18. Installation Schedule Overview / Parameters / Expedite Fees:
Customer recognizes and acknowledges that the installation of the Equipment is not an exact science. There are many factors outside of Seller’s control that affect installation. Therefore Seller cannot guarantee delivery dates or installation time estimates. To minimize unexpected problems and in order for Seller to make every reasonable effort to meet Customer’s expectations, Customer must provide Seller with at least 14 calendar day’s advance written notice from the confirmed installation date. The confirmed installation date is the date on which all installation variables, as determined by Seller, will be satisfied. Should Customer be unable or unwilling to provide Seller with at least 14 calendar day’s advance written notice, then Customer hereby recognizes, acknowledges, and promises to pay Seller an expedite fee of at least $500. For example, and by illustration only, should Customer on December 1st ask Seller in writing to install Equipment on December 15th or later and should Seller determine that all installation variables will be met by December 15th, then Customer shall incur no expedite fee. However, in the foregoing example, should Customer ask for installation on or before December 14th in writing, then Customer would owe Seller an expedite fee of $500. Finally, should Seller have to re arrange travel arrangements already made for a scheduled installation because Customer needs to postpone an already scheduled installation, Customer hereby promises to pay Seller for any costs Seller incurs in having to re arrange travel and/or lodging.
19. Training Schedule:
Training will be arranged by mutual written consent. However, when on location training is planned, Customer agrees to help lessen Seller’s (or Seller’s agents) travel and training time by having all required personnel available at the same time for training in a particular aspect of system operation.

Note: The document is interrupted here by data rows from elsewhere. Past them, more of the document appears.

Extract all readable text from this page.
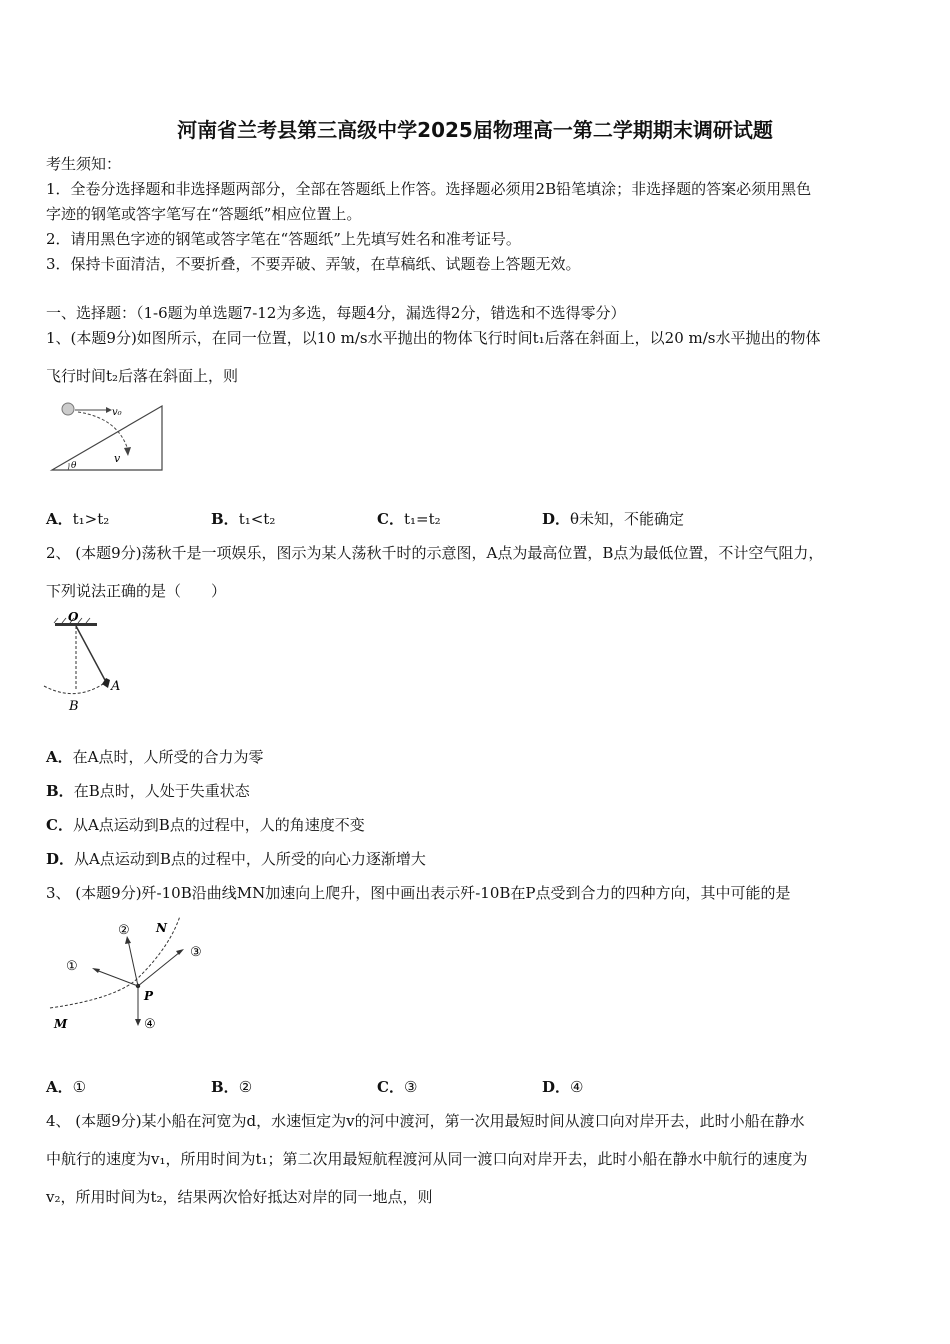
河南省兰考县第三高级中学2025届物理高一第二学期期末调研试题
考生须知：
1．全卷分选择题和非选择题两部分，全部在答题纸上作答。选择题必须用2B铅笔填涂；非选择题的答案必须用黑色
字迹的钢笔或答字笔写在“答题纸”相应位置上。
2．请用黑色字迹的钢笔或答字笔在“答题纸”上先填写姓名和准考证号。
3．保持卡面清洁，不要折叠，不要弄破、弄皱，在草稿纸、试题卷上答题无效。
一、选择题：（1-6题为单选题7-12为多选，每题4分，漏选得2分，错选和不选得零分）
1、(本题9分)如图所示，在同一位置，以10 m/s水平抛出的物体飞行时间t₁后落在斜面上，以20 m/s水平抛出的物体
飞行时间t₂后落在斜面上，则
v₀
v
θ
A．t₁>t₂	B．t₁<t₂	C．t₁=t₂	D．θ未知，不能确定
2、 (本题9分)荡秋千是一项娱乐，图示为某人荡秋千时的示意图，A点为最高位置，B点为最低位置，不计空气阻力，
下列说法正确的是（　　）
O
A
B
A．在A点时，人所受的合力为零
B．在B点时，人处于失重状态
C．从A点运动到B点的过程中，人的角速度不变
D．从A点运动到B点的过程中，人所受的向心力逐渐增大
3、 (本题9分)歼-10B沿曲线MN加速向上爬升，图中画出表示歼-10B在P点受到合力的四种方向，其中可能的是
①
②
③
④
N
M
P
A．①	B．②	C．③	D．④
4、 (本题9分)某小船在河宽为d，水速恒定为v的河中渡河，第一次用最短时间从渡口向对岸开去，此时小船在静水
中航行的速度为v₁，所用时间为t₁；第二次用最短航程渡河从同一渡口向对岸开去，此时小船在静水中航行的速度为
v₂，所用时间为t₂，结果两次恰好抵达对岸的同一地点，则
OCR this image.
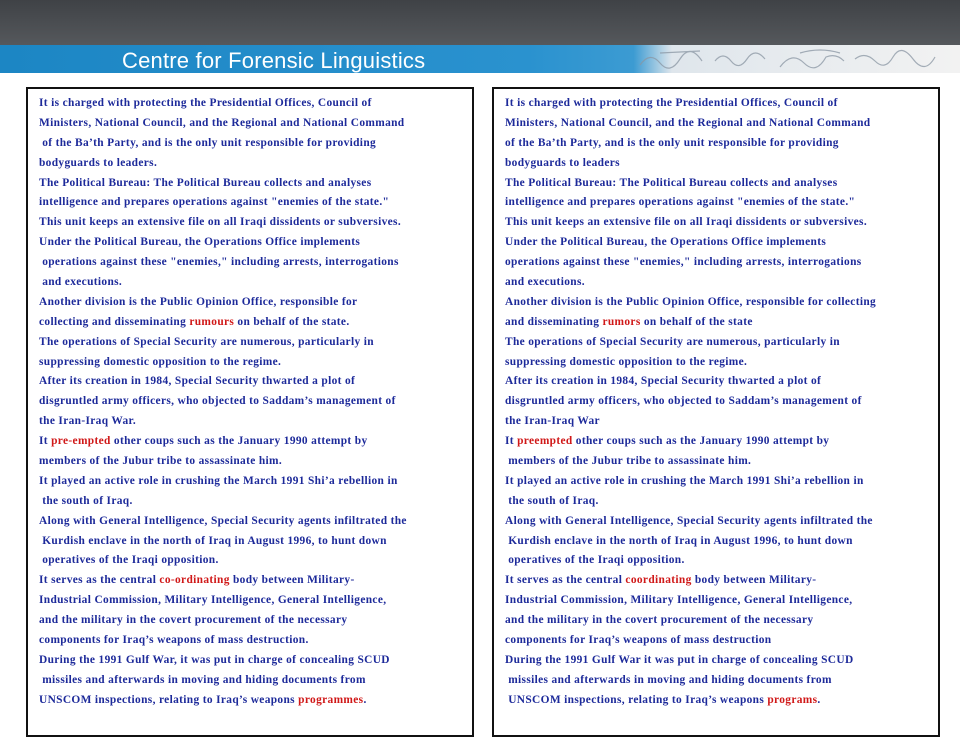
Centre for Forensic Linguistics
It is charged with protecting the Presidential Offices, Council of
Ministers, National Council, and the Regional and National Command
of the Ba’th Party, and is the only unit responsible for providing
bodyguards to leaders.
The Political Bureau: The Political Bureau collects and analyses
intelligence and prepares operations against "enemies of the state."
This unit keeps an extensive file on all Iraqi dissidents or subversives.
Under the Political Bureau, the Operations Office implements
operations against these "enemies," including arrests, interrogations
and executions.
Another division is the Public Opinion Office, responsible for
collecting and disseminating rumours on behalf of the state.
The operations of Special Security are numerous, particularly in
suppressing domestic opposition to the regime.
After its creation in 1984, Special Security thwarted a plot of
disgruntled army officers, who objected to Saddam’s management of
the Iran-Iraq War.
It pre-empted other coups such as the January 1990 attempt by
members of the Jubur tribe to assassinate him.
It played an active role in crushing the March 1991 Shi’a rebellion in
the south of Iraq.
Along with General Intelligence, Special Security agents infiltrated the
Kurdish enclave in the north of Iraq in August 1996, to hunt down
operatives of the Iraqi opposition.
It serves as the central co-ordinating body between Military-
Industrial Commission, Military Intelligence, General Intelligence,
and the military in the covert procurement of the necessary
components for Iraq’s weapons of mass destruction.
During the 1991 Gulf War, it was put in charge of concealing SCUD
missiles and afterwards in moving and hiding documents from
UNSCOM inspections, relating to Iraq’s weapons programmes.
It is charged with protecting the Presidential Offices, Council of
Ministers, National Council, and the Regional and National Command
of the Ba’th Party, and is the only unit responsible for providing
bodyguards to leaders
The Political Bureau: The Political Bureau collects and analyses
intelligence and prepares operations against "enemies of the state."
This unit keeps an extensive file on all Iraqi dissidents or subversives.
Under the Political Bureau, the Operations Office implements
operations against these "enemies," including arrests, interrogations
and executions.
Another division is the Public Opinion Office, responsible for collecting
and disseminating rumors on behalf of the state
The operations of Special Security are numerous, particularly in
suppressing domestic opposition to the regime.
After its creation in 1984, Special Security thwarted a plot of
disgruntled army officers, who objected to Saddam’s management of
the Iran-Iraq War
It preempted other coups such as the January 1990 attempt by
members of the Jubur tribe to assassinate him.
It played an active role in crushing the March 1991 Shi’a rebellion in
the south of Iraq.
Along with General Intelligence, Special Security agents infiltrated the
Kurdish enclave in the north of Iraq in August 1996, to hunt down
operatives of the Iraqi opposition.
It serves as the central coordinating body between Military-
Industrial Commission, Military Intelligence, General Intelligence,
and the military in the covert procurement of the necessary
components for Iraq’s weapons of mass destruction
During the 1991 Gulf War it was put in charge of concealing SCUD
missiles and afterwards in moving and hiding documents from
UNSCOM inspections, relating to Iraq’s weapons programs.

20. Third Party Warranties:
Third party warranties for software, hardware, or any other components of quoted products may apply. Seller is responsible during Seller’s warranty period for supplying all freight costs and labor to make repairs or corrections under these third party warranties but Seller is not otherwise a party to such warranties and Seller makes no warranties, either express or implied, with respect to these third party warranties. This exclusion applies to any full warranties, limited warranties, warranties of merchantability, fitness for a particular purpose, or any other form of third party warranty.